The name, the meteoric career as a fashion model, and the suddenness of her death guaranteed lurid headlines, like the one in the National Enquirer – TRAGIC LAST DAYS OF MARGAUX HEMINGWAY: HOW THE GIRL WHO HAD EVERYTHING LOST IT ALL. Though there was no note, and though the autopsy results would not be released for seven weeks, the reports hinted of suicide, mentioning that she died the day before the thirty-first anniversary of her grandfather's death by his own hand.
But when I spoke with the people who knew her best, her sister Mariel and close friends like Ali MacGraw, Beverly Johnson, and Maryam D'Abo, they were certain her death was accidental. They remembered her not as a victim, but as a sweet, vulnerable and caring friend; a woman who may have been injured by a too early brush with the limelight but was not destroyed by it; someone who struggled, as all of us do, to overcome our disappointments and find meaning in the ordinary events of our lives.
“We, as a society, assign certain moments as the apex of your existence,” Ali MacGraw said about Margaux, “but it's not the truth of your life. Anybody who lives in the fast lane gets knocked hard, but she stayed unspoiled.”
“Margaux had depressed moments, as we all do,” Mariel said, “but she wanted to be well and happy. Nobody struggled harder than she did to make life better for herself.”
“I missed not working and I felt the death loneliness that comes at the end of every day that is wasted in your life.”
Ernest Hemingway
Margaux Hemingway did not plan in becoming a model or an actress or anything else, for that matter. She was an indifferent student who dropped out of high school to bum around the country and find herself. An old boyfriend from her hometown of Ketchum, Idaho, told a reporter about a trip they took around that time (and set an early precedent for men commenting on her weight

“Margaux was probably 40 pounds heavier than she is now, so she was not too happy with herself – she didn't look too foxy... She would walk into a second-hand clothing store and say, 'Hi, I was wondering if you were hiring any salesladies today.' I would say, 'Margaux, what are you doing?' and she would say, 'I don't know what I'm doing. I know I want to do something, but I don't know what it is.'”
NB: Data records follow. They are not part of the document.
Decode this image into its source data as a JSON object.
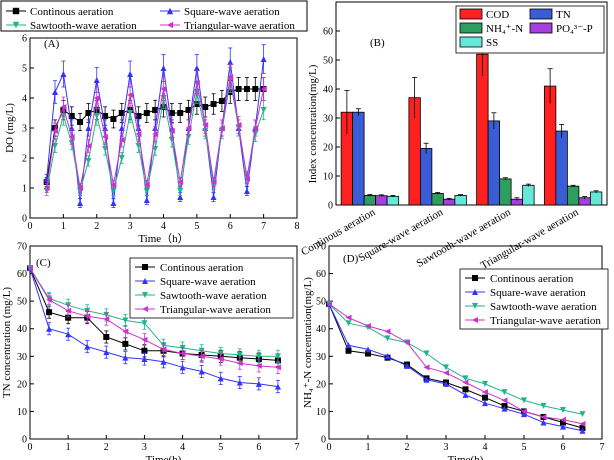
{
  "top_legend": [
    {
      "name": "Continous aeration",
      "color": "#000000",
      "marker": "square"
    },
    {
      "name": "Square-wave aeration",
      "color": "#3333ff",
      "marker": "triangle-up"
    },
    {
      "name": "Sawtooth-wave aeration",
      "color": "#22b48a",
      "marker": "triangle-down"
    },
    {
      "name": "Triangular-wave aeration",
      "color": "#cc33cc",
      "marker": "triangle-left"
    }
  ],
  "chart_data": [
    {
      "id": "A",
      "type": "line",
      "panel_label": "(A)",
      "xlabel": "Time（h）",
      "ylabel": "DO (mg/L)",
      "xlim": [
        0,
        8
      ],
      "ylim": [
        0,
        6
      ],
      "xticks": [
        "0",
        "1",
        "2",
        "3",
        "4",
        "5",
        "6",
        "7",
        "8"
      ],
      "yticks": [
        "0",
        "1",
        "2",
        "3",
        "4",
        "5",
        "6"
      ],
      "x": [
        0.5,
        0.75,
        1.0,
        1.25,
        1.5,
        1.75,
        2.0,
        2.25,
        2.5,
        2.75,
        3.0,
        3.25,
        3.5,
        3.75,
        4.0,
        4.25,
        4.5,
        4.75,
        5.0,
        5.25,
        5.5,
        5.75,
        6.0,
        6.25,
        6.5,
        6.75,
        7.0
      ],
      "series": [
        {
          "name": "Continous aeration",
          "color": "#000000",
          "marker": "square",
          "values": [
            1.2,
            3.0,
            3.6,
            3.4,
            3.2,
            3.5,
            3.6,
            3.4,
            3.3,
            3.5,
            3.6,
            3.4,
            3.5,
            3.6,
            3.7,
            3.5,
            3.5,
            3.6,
            3.8,
            3.7,
            3.8,
            3.9,
            4.2,
            4.3,
            4.3,
            4.3,
            4.3
          ]
        },
        {
          "name": "Square-wave aeration",
          "color": "#3333ff",
          "marker": "triangle-up",
          "values": [
            1.3,
            4.2,
            4.8,
            3.0,
            0.5,
            3.0,
            4.6,
            3.0,
            0.5,
            3.0,
            4.8,
            3.0,
            0.6,
            3.0,
            5.0,
            3.0,
            0.7,
            3.0,
            5.0,
            3.0,
            0.7,
            3.0,
            5.2,
            3.0,
            0.9,
            3.0,
            5.3
          ]
        },
        {
          "name": "Sawtooth-wave aeration",
          "color": "#22b48a",
          "marker": "triangle-down",
          "values": [
            0.9,
            2.4,
            3.4,
            2.5,
            0.9,
            1.9,
            3.4,
            2.3,
            0.9,
            2.0,
            3.5,
            2.4,
            0.9,
            2.3,
            4.0,
            2.6,
            0.9,
            2.7,
            4.2,
            2.9,
            1.1,
            2.9,
            4.6,
            3.0,
            1.4,
            2.8,
            3.6
          ]
        },
        {
          "name": "Triangular-wave aeration",
          "color": "#cc33cc",
          "marker": "triangle-left",
          "values": [
            1.0,
            2.9,
            3.7,
            2.7,
            1.0,
            2.4,
            4.0,
            2.7,
            1.1,
            2.6,
            4.1,
            2.8,
            1.1,
            2.8,
            4.3,
            2.9,
            1.2,
            3.0,
            4.5,
            3.1,
            1.2,
            3.0,
            4.7,
            3.1,
            1.3,
            3.0,
            4.3
          ]
        }
      ]
    },
    {
      "id": "B",
      "type": "bar",
      "panel_label": "(B)",
      "ylabel": "Index concentration(mg/L)",
      "ylim": [
        0,
        70
      ],
      "yticks": [
        "0",
        "10",
        "20",
        "30",
        "40",
        "50",
        "60"
      ],
      "categories": [
        "Continous aeration",
        "Square-wave aeration",
        "Sawtooth-wave aeration",
        "Triangular-wave aeration"
      ],
      "legend": [
        {
          "label": "COD",
          "color": "#ff2020"
        },
        {
          "label": "TN",
          "color": "#3a5dd6"
        },
        {
          "label": "NH₄⁺-N",
          "color": "#2e9e5e"
        },
        {
          "label": "PO₄³⁻-P",
          "color": "#a63ee0"
        },
        {
          "label": "SS",
          "color": "#66e8d8"
        }
      ],
      "series": [
        {
          "name": "COD",
          "color": "#ff2020",
          "values": [
            32,
            37,
            52,
            41
          ],
          "errors": [
            7.5,
            7,
            7.5,
            6
          ]
        },
        {
          "name": "TN",
          "color": "#3a5dd6",
          "values": [
            32,
            19.5,
            29,
            25.5
          ],
          "errors": [
            1.2,
            1.8,
            2.8,
            2.3
          ]
        },
        {
          "name": "NH4+-N",
          "color": "#2e9e5e",
          "values": [
            3.3,
            4,
            9,
            6.5
          ],
          "errors": [
            0.3,
            0.3,
            0.4,
            0.3
          ]
        },
        {
          "name": "PO43--P",
          "color": "#a63ee0",
          "values": [
            3.2,
            2,
            2,
            2.5
          ],
          "errors": [
            0.3,
            0.3,
            0.5,
            0.4
          ]
        },
        {
          "name": "SS",
          "color": "#66e8d8",
          "values": [
            3,
            3.3,
            6.8,
            4.5
          ],
          "errors": [
            0.3,
            0.3,
            0.4,
            0.4
          ]
        }
      ]
    },
    {
      "id": "C",
      "type": "line",
      "panel_label": "(C)",
      "xlabel": "Time(h)",
      "ylabel": "TN concentration (mg/L)",
      "xlim": [
        0,
        7
      ],
      "ylim": [
        0,
        70
      ],
      "xticks": [
        "0",
        "1",
        "2",
        "3",
        "4",
        "5",
        "6",
        "7"
      ],
      "yticks": [
        "0",
        "10",
        "20",
        "30",
        "40",
        "50",
        "60",
        "70"
      ],
      "x": [
        0,
        0.5,
        1,
        1.5,
        2,
        2.5,
        3,
        3.5,
        4,
        4.5,
        5,
        5.5,
        6,
        6.5
      ],
      "legend": [
        "Continous aeration",
        "Square-wave aeration",
        "Sawtooth-wave aeration",
        "Triangular-wave aeration"
      ],
      "series": [
        {
          "name": "Continous aeration",
          "color": "#000000",
          "marker": "square",
          "values": [
            62,
            46,
            44,
            44,
            37,
            34.5,
            32,
            32,
            31,
            30.5,
            30,
            29.5,
            29,
            28.5
          ]
        },
        {
          "name": "Square-wave aeration",
          "color": "#3333ff",
          "marker": "triangle-up",
          "values": [
            62,
            40,
            38,
            33.5,
            31.5,
            29.5,
            29,
            28,
            26,
            24.5,
            22,
            20.5,
            20,
            19
          ]
        },
        {
          "name": "Sawtooth-wave aeration",
          "color": "#22b48a",
          "marker": "triangle-down",
          "values": [
            62,
            51,
            48.5,
            46.5,
            45,
            43,
            42,
            34,
            33,
            32,
            31,
            30.5,
            30,
            30
          ]
        },
        {
          "name": "Triangular-wave aeration",
          "color": "#cc33cc",
          "marker": "triangle-left",
          "values": [
            62,
            50.5,
            46.5,
            44.5,
            43.5,
            39,
            36,
            32.5,
            31,
            30,
            29,
            27.5,
            26.5,
            26
          ]
        }
      ]
    },
    {
      "id": "D",
      "type": "line",
      "panel_label": "(D)",
      "xlabel": "Time(h)",
      "ylabel": "NH₄⁺-N concentration(mg/L)",
      "xlim": [
        0,
        7
      ],
      "ylim": [
        0,
        70
      ],
      "xticks": [
        "0",
        "1",
        "2",
        "3",
        "4",
        "5",
        "6",
        "7"
      ],
      "yticks": [
        "0",
        "10",
        "20",
        "30",
        "40",
        "50",
        "60",
        "70"
      ],
      "x": [
        0,
        0.5,
        1,
        1.5,
        2,
        2.5,
        3,
        3.5,
        4,
        4.5,
        5,
        5.5,
        6,
        6.5
      ],
      "legend": [
        "Continous aeration",
        "Square-wave aeration",
        "Sawtooth-wave aeration",
        "Triangular-wave aeration"
      ],
      "series": [
        {
          "name": "Continous aeration",
          "color": "#000000",
          "marker": "square",
          "values": [
            49,
            32,
            31,
            29.5,
            27,
            22,
            20.5,
            18,
            15,
            12,
            10,
            8,
            6,
            4
          ]
        },
        {
          "name": "Square-wave aeration",
          "color": "#3333ff",
          "marker": "triangle-up",
          "values": [
            49,
            34,
            32.5,
            30,
            26.5,
            21.5,
            20,
            16,
            13,
            11,
            9,
            6,
            4.5,
            3
          ]
        },
        {
          "name": "Sawtooth-wave aeration",
          "color": "#22b48a",
          "marker": "triangle-down",
          "values": [
            49,
            42,
            40.5,
            36.5,
            35,
            31,
            26,
            22,
            20,
            17,
            14,
            12,
            10.5,
            9
          ]
        },
        {
          "name": "Triangular-wave aeration",
          "color": "#cc33cc",
          "marker": "triangle-left",
          "values": [
            49,
            44,
            41,
            39,
            35,
            26,
            24,
            20.5,
            17,
            14,
            10,
            8,
            7,
            5.5
          ]
        }
      ]
    }
  ]
}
After doing some public-relations work for Evel Knievel, she and a friend went to New York, where they stayed at the Plaza hotel because her father had once told her, “To meet interesting people, you have to go to interesting places.” To a nineteen-year-old self-described “little **** in cowboy boots,” 34-year-old Errol Wetson, the founder of a chain of hamburger restaurants, who spied Margaux at the Palm Court restaurant, must have fit that bill. Maybe it was his experience judging beauty contests on Colombia, but Wetson had no trouble recognising the extraordinary beauty of Margaux's high, angular cheekbones (inherited from her half-Shoshone mother), her perfect little nose, and her wide, sensual mouth that had a funny way of turning down, even when she smiled.
Years later, Margaux would call Wetson a “jerk” in print, but even back then, nobody had much good to say about the man she married a year later. “[He] is aesthetically as wrong for Margaux Hemingway as that fellow in The Philadelphia Story, the one who preened himself over Katharine Hepburn when we knew all the time she was predestined to make it up with Cary Grant,” James Brady wrote in Esquire.
“She always preferred guys who weren't that attractive,” Milan explained, “because she thought they'd be more into her.”